N6-methyladenosine (m⁶A) plays a crucial regulatory role in the control of cellular functions and gene expression. Recent advances in sequencing techniques for transcriptome-wide m⁶A mapping have accelerated the accumulation of m⁶A site information at a single-nucleotide level, providing more high-confidence training data to develop computational approaches for m⁶A site prediction. However, it is still a major challenge to precisely predict m⁶A sites using in silico approaches. To advance the computational support for m⁶A site identification, here, we curated 13 up-to-date benchmark datasets from nine different species (i.e., H. sapiens, M. musculus, Rat, S. cerevisiae, Zebrafish, A. thaliana, Pig, Rhesus, and Chimpanzee). This will assist the research community in conducting an unbiased evaluation of alternative approaches and support future research on m⁶A modification. We revisited 52 computational approaches published since 2015 for m⁶A site identification, including 30 traditional machine learning-based, 14 deep learning-based, and 8 ensemble learning-based methods. We comprehensively reviewed these computational approaches in terms of their training datasets, calculated features, computational methodologies, performance evaluation strategy, and webserver/software usability. Using these benchmark datasets, we benchmarked nine predictors with available online websites or stand-alone software and assessed their prediction performance. We found that deep learning and traditional machine learning approaches generally outperformed scoring function-based approaches. In summary, the curated benchmark dataset repository and the systematic assessment in this study serve to inform the design and implementation of state-of-the-art computational approaches for m⁶A identification and facilitate more rigorous comparisons of new methods in the future.

查看原文

微信好友朋友圈 QQ好友复制链接

本刊更多论文

全面回顾和评估用于预测 N6-甲基腺苷位点的计算方法

N6-甲基腺苷（m6A）在控制细胞功能和基因表达方面起着至关重要的调控作用。最近，用于全转录组 m6A 图谱的测序技术取得了进展，加速了单核苷酸水平 m6A 位点信息的积累，为开发 m6A 位点预测的计算方法提供了更多高置信度的训练数据。然而，利用硅学方法精确预测 m6A 位点仍是一项重大挑战。为了推进对 m6A 位点鉴定的计算支持，我们在此从 9 个不同物种（即智人、麝香猫、大鼠、S. cerevisiae、斑马鱼、A. thaliana、猪、恒河猴和黑猩猩）中收集了 13 个最新的基准数据集。这将有助于研究界对替代方法进行无偏见的评估，并支持未来对 m6A 修饰的研究。我们重新研究了 2015 年以来发表的 52 种 m6A 位点鉴定计算方法，包括 30 种基于传统机器学习的方法、14 种基于深度学习的方法和 8 种基于集合学习的方法。我们从训练数据集、计算特征、计算方法、性能评估策略以及网络服务器/软件的可用性等方面全面审查了这些计算方法。利用这些基准数据集，我们用可用的在线网站或独立软件对九种预测方法进行了基准测试，并评估了它们的预测性能。我们发现，深度学习和传统机器学习方法的性能普遍优于基于评分函数的方法。总之，本研究中策划的基准数据集库和系统性评估有助于为 m6A 鉴定设计和实施最先进的计算方法提供信息，并促进未来对新方法进行更严格的比较。

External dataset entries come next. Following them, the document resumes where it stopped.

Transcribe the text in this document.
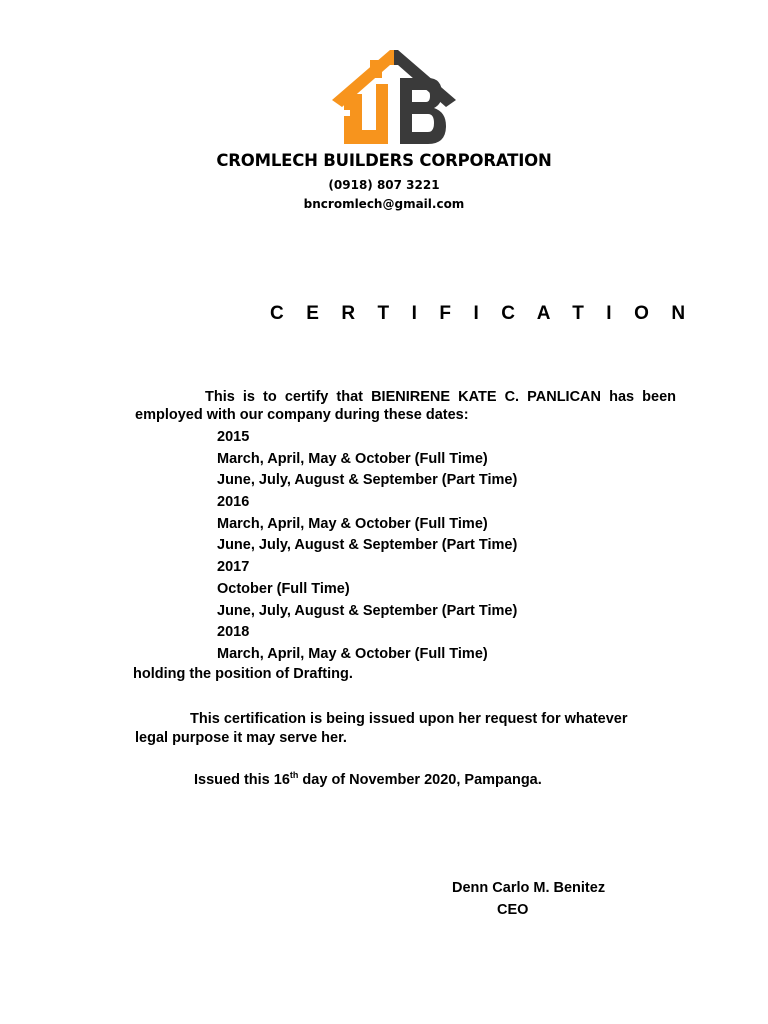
CROMLECH BUILDERS CORPORATION

(0918) 807 3221

bncromlech@gmail.com

C E R T I F I C A T I O N

This is to certify that BIENIRENE KATE C. PANLICAN has been employed with our company during these dates:

2015
March, April, May & October (Full Time)
June, July, August & September (Part Time)
2016
March, April, May & October (Full Time)
June, July, August & September (Part Time)
2017
October (Full Time)
June, July, August & September (Part Time)
2018
March, April, May & October (Full Time)

holding the position of Drafting.

This certification is being issued upon her request for whatever legal purpose it may serve her.

Issued this 16th day of November 2020, Pampanga.

Denn Carlo M. Benitez

CEO
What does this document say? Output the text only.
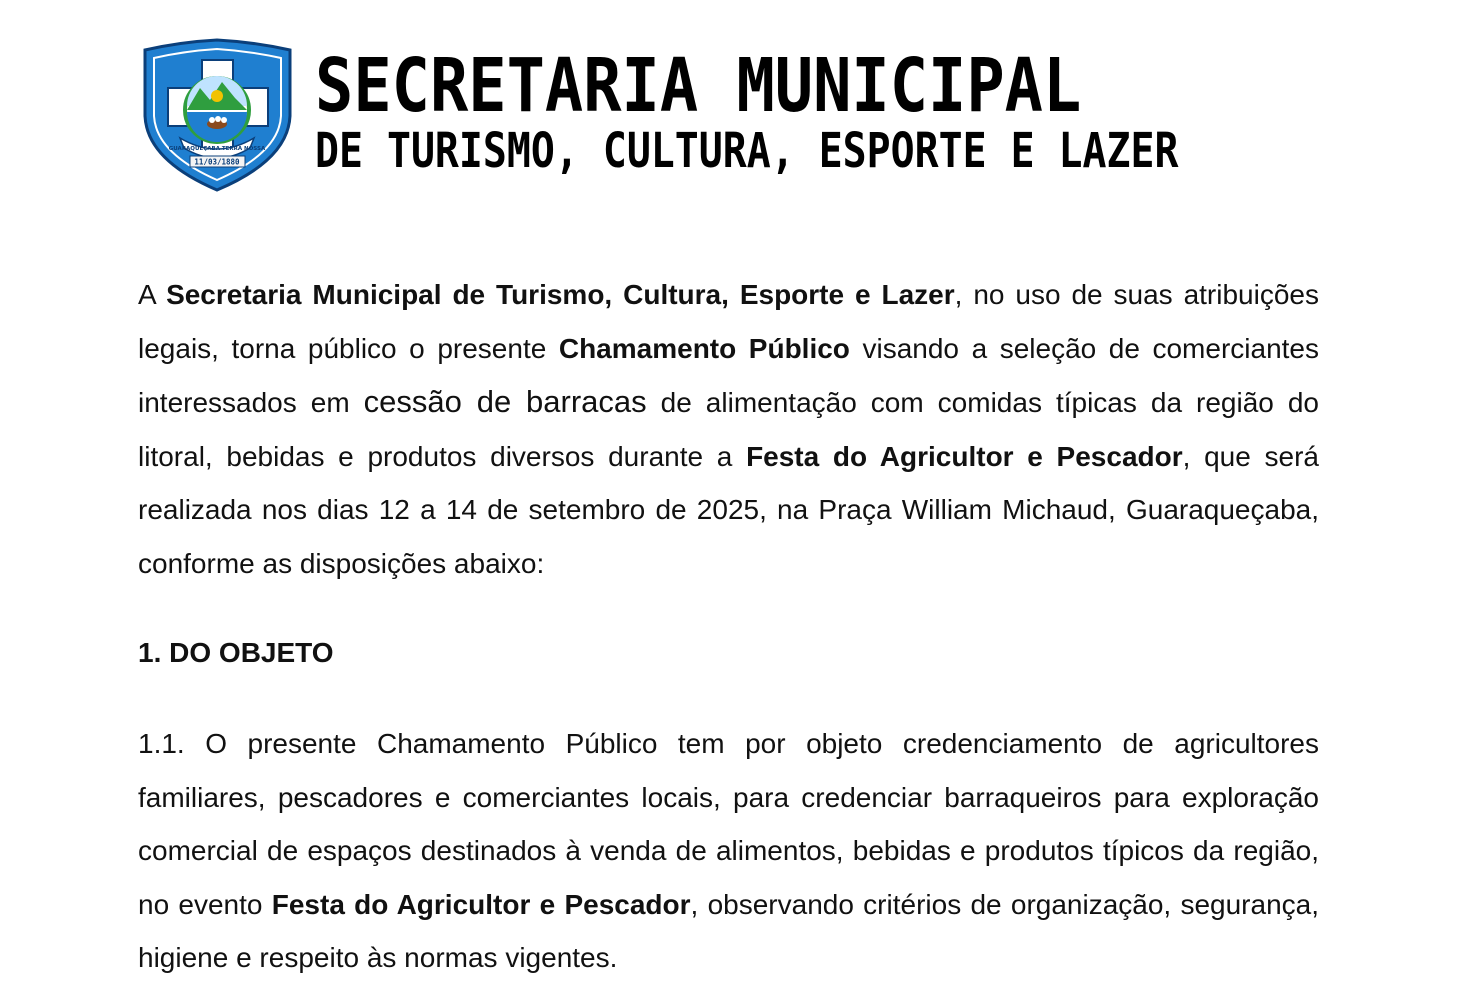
GUARAQUEÇABA TERRA NOSSA
11/03/1880
SECRETARIA MUNICIPAL
DE TURISMO, CULTURA, ESPORTE E LAZER

A Secretaria Municipal de Turismo, Cultura, Esporte e Lazer, no uso de suas atribuições legais, torna público o presente Chamamento Público visando a seleção de comerciantes interessados em cessão de barracas de alimentação com comidas típicas da região do litoral, bebidas e produtos diversos durante a Festa do Agricultor e Pescador, que será realizada nos dias 12 a 14 de setembro de 2025, na Praça William Michaud, Guaraqueçaba, conforme as disposições abaixo:

1. DO OBJETO

1.1. O presente Chamamento Público tem por objeto credenciamento de agricultores familiares, pescadores e comerciantes locais, para credenciar barraqueiros para exploração comercial de espaços destinados à venda de alimentos, bebidas e produtos típicos da região, no evento Festa do Agricultor e Pescador, observando critérios de organização, segurança, higiene e respeito às normas vigentes.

本文章由计算机程序翻译，如有差异，请以英文原文为准。

求助全文

约1分钟内获得全文去求助

来源期刊

Biology-Basel Biological Science-Biological Science

CiteScore

5.70

自引率

4.80%

发文量

1618

审稿时长

11 weeks

期刊介绍： Biology (ISSN 2079-7737) is an international, peer-reviewed, quick-refereeing open access journal of Biological Science published by MDPI online. It publishes reviews, research papers and communications in all areas of biology and at the interface of related disciplines. Our aim is to encourage scientists to publish their experimental and theoretical results in as much detail as possible. There is no restriction on the length of the papers. The full experimental details must be provided so that the results can be reproduced. Electronic files regarding the full details of the experimental procedure, if unable to be published in a normal way, can be deposited as supplementary material.